According to distraction.gov, distracted driving is any activity that could divert a person’s attention away from the primary task of driving. All distractions endanger driver, passenger, and bystander safety.
These types of distractions include:
- Using a phone to text, message, IM or engage in a keyboard or voice activated communication.
- Using a cell phone or smart phone to dial and engage in a conversation.
- Eating and drinking
- Talking to other passengers
- Putting on makeup, shaving with an electric razor, fixing hair, or other grooming
- Reading, including studying, looking over work items, and reading maps
- Using a navigation system
- Watching a video
- Adjusting a radio, CD player, or MP3 device
But, because text messaging requires visual, manual, and cognitive attention from the driver, it is by far the most alarming distraction.
The best way to end distracted driving is to educate all Americans about the danger it poses. On this page, you’ll find facts and statistics that are powerfully persuasive. If you don’t already think distracted driving is a safety problem, please take a moment to learn more. And, as with everything on Distraction.gov, please share these facts with others. Together, we can help save lives.
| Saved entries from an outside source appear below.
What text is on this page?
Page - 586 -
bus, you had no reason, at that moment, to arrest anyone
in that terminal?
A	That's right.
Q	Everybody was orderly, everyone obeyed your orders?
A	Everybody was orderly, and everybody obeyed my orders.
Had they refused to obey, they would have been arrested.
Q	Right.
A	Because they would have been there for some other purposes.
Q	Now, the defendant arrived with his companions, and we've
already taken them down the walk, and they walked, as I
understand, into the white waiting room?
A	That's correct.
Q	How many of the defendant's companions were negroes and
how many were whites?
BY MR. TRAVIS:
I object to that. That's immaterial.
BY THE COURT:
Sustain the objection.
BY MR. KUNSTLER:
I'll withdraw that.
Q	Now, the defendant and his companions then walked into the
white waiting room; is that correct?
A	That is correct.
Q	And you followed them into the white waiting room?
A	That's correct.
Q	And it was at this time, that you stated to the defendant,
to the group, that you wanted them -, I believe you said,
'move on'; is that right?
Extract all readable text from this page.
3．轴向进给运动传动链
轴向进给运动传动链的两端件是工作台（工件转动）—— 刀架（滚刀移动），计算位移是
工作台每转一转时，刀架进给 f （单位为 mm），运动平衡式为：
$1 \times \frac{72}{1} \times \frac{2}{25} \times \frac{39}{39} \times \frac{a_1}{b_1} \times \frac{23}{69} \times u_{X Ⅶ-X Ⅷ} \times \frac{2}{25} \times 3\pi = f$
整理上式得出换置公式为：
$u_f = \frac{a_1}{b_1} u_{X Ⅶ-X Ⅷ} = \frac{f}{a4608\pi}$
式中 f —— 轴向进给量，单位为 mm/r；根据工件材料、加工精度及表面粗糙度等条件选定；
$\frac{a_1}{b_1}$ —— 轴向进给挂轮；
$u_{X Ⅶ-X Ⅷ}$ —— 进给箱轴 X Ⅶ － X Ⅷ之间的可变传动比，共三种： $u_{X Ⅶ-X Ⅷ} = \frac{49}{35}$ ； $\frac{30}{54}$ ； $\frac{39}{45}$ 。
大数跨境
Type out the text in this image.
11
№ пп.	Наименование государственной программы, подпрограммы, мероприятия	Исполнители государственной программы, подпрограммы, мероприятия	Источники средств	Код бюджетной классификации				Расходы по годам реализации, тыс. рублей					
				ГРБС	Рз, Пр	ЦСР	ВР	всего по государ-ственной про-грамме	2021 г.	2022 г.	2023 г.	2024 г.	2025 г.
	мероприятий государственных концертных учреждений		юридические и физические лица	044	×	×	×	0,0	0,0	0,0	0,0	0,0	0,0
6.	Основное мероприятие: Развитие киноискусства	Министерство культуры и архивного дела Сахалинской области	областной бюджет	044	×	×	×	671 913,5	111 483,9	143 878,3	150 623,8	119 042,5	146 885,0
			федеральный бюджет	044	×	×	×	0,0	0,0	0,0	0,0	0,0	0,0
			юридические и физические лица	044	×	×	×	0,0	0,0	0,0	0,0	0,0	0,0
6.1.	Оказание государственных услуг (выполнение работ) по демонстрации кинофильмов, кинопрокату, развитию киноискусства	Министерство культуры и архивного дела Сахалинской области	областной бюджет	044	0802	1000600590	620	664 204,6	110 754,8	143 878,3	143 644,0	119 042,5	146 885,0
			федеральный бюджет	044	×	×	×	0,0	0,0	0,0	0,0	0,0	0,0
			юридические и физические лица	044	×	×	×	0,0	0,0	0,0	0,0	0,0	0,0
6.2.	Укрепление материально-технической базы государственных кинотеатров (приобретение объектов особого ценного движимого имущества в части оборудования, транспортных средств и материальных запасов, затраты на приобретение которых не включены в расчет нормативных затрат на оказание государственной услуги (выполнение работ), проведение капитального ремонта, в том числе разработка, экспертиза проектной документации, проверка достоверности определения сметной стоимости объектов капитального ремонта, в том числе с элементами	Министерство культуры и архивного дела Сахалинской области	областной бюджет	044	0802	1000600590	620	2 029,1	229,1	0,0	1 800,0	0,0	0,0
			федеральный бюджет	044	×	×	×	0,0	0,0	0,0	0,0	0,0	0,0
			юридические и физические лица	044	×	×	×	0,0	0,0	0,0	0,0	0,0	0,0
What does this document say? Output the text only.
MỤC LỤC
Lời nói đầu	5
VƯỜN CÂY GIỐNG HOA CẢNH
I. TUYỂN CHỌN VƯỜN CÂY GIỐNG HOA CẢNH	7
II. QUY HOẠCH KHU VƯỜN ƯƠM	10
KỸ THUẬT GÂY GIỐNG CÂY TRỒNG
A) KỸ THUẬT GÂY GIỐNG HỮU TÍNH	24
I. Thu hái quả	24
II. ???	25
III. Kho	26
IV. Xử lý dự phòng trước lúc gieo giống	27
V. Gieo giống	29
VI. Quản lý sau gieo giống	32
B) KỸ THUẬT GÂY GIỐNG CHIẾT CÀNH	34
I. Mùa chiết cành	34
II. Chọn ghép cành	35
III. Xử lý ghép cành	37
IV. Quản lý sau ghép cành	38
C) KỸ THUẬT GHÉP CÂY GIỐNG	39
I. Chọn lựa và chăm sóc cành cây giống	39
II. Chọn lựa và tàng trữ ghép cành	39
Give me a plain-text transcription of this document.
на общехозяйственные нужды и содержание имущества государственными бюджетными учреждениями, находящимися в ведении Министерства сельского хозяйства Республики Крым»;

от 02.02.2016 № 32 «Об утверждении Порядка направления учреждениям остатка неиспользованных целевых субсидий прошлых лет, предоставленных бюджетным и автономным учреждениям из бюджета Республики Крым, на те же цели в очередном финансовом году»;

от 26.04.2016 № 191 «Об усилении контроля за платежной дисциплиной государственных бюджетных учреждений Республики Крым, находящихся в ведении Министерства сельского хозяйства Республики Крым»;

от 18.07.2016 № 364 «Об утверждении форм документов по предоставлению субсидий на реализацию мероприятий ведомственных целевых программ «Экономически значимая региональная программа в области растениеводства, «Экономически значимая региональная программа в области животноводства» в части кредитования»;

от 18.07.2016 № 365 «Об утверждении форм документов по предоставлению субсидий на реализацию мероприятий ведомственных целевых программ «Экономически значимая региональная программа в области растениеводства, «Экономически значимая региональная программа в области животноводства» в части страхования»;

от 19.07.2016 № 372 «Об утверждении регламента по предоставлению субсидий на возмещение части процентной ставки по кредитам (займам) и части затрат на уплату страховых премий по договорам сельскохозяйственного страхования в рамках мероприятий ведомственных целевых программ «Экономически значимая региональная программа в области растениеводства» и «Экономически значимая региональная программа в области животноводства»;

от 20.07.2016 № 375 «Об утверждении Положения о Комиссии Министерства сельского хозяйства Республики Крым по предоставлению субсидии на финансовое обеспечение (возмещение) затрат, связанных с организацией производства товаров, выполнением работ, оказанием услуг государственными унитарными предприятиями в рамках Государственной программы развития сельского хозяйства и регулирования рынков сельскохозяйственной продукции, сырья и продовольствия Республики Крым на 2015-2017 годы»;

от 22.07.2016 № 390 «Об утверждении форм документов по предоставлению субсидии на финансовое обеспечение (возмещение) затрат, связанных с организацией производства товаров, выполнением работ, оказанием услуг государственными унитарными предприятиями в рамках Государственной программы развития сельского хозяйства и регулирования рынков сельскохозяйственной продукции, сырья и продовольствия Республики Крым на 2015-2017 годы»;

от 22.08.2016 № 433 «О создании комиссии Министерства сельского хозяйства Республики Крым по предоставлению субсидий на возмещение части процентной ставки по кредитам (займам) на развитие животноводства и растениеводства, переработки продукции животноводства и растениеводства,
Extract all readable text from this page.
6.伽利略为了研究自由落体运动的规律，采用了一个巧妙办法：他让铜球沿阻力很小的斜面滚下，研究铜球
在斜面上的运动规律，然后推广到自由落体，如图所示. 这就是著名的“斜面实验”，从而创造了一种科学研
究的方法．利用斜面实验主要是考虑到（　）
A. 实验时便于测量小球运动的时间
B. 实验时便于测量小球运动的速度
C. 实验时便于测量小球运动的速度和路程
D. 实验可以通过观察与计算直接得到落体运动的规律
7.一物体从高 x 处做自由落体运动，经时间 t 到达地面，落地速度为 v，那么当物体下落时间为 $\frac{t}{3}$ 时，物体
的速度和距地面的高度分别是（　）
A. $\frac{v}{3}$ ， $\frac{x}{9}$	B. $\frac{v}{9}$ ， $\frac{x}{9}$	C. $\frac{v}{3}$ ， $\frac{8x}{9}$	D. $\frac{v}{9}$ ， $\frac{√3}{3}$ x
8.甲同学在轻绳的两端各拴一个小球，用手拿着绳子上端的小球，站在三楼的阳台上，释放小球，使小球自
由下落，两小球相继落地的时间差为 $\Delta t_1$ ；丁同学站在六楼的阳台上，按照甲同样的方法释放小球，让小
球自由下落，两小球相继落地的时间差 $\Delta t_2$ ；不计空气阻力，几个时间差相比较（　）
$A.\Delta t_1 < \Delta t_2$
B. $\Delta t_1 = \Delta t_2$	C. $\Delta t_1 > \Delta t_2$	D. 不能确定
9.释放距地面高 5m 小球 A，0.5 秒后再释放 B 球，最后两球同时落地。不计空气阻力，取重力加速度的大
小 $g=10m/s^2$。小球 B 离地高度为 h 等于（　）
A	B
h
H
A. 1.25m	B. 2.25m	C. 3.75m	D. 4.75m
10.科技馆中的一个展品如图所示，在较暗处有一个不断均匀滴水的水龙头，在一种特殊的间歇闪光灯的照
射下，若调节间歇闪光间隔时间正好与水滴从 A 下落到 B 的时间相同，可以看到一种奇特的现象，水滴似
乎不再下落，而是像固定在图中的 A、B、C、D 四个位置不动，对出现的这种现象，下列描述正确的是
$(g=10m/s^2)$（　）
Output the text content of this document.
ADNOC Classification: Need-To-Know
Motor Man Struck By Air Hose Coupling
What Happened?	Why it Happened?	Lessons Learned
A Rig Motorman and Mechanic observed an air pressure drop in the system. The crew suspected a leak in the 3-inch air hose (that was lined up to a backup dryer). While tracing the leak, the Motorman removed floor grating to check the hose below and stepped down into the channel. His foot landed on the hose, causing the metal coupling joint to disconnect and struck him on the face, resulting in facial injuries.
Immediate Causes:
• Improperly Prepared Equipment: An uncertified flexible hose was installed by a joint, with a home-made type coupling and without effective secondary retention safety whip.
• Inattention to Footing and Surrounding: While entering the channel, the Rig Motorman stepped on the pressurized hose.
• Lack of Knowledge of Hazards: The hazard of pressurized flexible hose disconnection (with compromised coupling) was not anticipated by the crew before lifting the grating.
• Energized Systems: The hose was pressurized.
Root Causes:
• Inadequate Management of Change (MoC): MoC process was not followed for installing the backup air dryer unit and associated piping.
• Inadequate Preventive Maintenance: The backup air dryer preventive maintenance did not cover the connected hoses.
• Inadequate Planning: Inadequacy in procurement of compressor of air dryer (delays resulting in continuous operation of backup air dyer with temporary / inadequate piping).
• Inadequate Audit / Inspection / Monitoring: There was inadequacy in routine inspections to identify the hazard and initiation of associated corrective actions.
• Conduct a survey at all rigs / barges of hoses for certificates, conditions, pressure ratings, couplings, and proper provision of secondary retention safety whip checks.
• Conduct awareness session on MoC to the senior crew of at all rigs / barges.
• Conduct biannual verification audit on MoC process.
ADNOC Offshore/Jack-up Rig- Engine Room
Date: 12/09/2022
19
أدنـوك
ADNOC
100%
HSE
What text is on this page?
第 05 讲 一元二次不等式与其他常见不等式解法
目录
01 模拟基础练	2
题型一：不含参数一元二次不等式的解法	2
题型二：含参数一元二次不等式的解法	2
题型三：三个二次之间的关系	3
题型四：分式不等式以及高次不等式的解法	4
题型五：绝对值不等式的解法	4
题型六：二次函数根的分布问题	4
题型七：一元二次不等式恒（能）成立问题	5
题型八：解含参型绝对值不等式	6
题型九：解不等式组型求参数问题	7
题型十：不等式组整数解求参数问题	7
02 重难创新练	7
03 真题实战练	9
Learn More About the Dangers of Distracted Driving
Key Facts and Statistics
- The number of people killed in distraction-affected crashes decreased slightly from 3,360 in 2011 to 3,328 in 2012. An estimated 421,000 people were injured in motor vehicle crashes involving a distracted driver, this was a nine percent increase from the estimated 387,000 people injured in 2011.
- As of December 2012, 171.3 billion text messages were sent in the US (includes PR, the Territories, and Guam) every month.(CTIA)
- 10% of all drivers under the age of 20 involved in fatal crashes were reported as distracted at the time of the crash. This age group has the largest proportion of drivers who were distracted.
- Drivers in their 20s make up 27 percent of the distracted drivers in fatal crashes. (NHTSA)
- At any given daylight moment across America, approximately 660,000 drivers are using cell phones or manipulating electronic devices while driving, a number that has held steady since 2010.(NOPUS)
- Engaging in visual-manual subtasks (such as reaching for a phone, dialing and texting) associated with the use of hand-held phones and other portable devices increased the risk of getting into a crash by three times. (VTTI)
- Five seconds is the average time your eyes are off the road while texting. When traveling at 55mph, that’s enough time to cover the length of a football field blindfolded. (2009, VTTI)
- Headset cell phone use is not substantially safer than hand-held use. (VTTI)
- A quarter of teens respond to a text message once or more every time they drive. 20 percent of teens and 10 percent of parents admit that they have extended, multi-message text conversations while driving. (UMTRI)
On December 8, 2011, NHTSA released a new measure of fatalities related to distracted driving, called “distraction-affected crashes.” NHTSA’s adoption of the new “distraction-affected crash” measure for the 2010 FARS data is one step in a continuing effort to focus on driver distraction and separate it from other issues. The new measure is designed to focus more narrowly on crashes in which a driver was most likely to have been distracted. NHTSA will continue to look for improved data sources.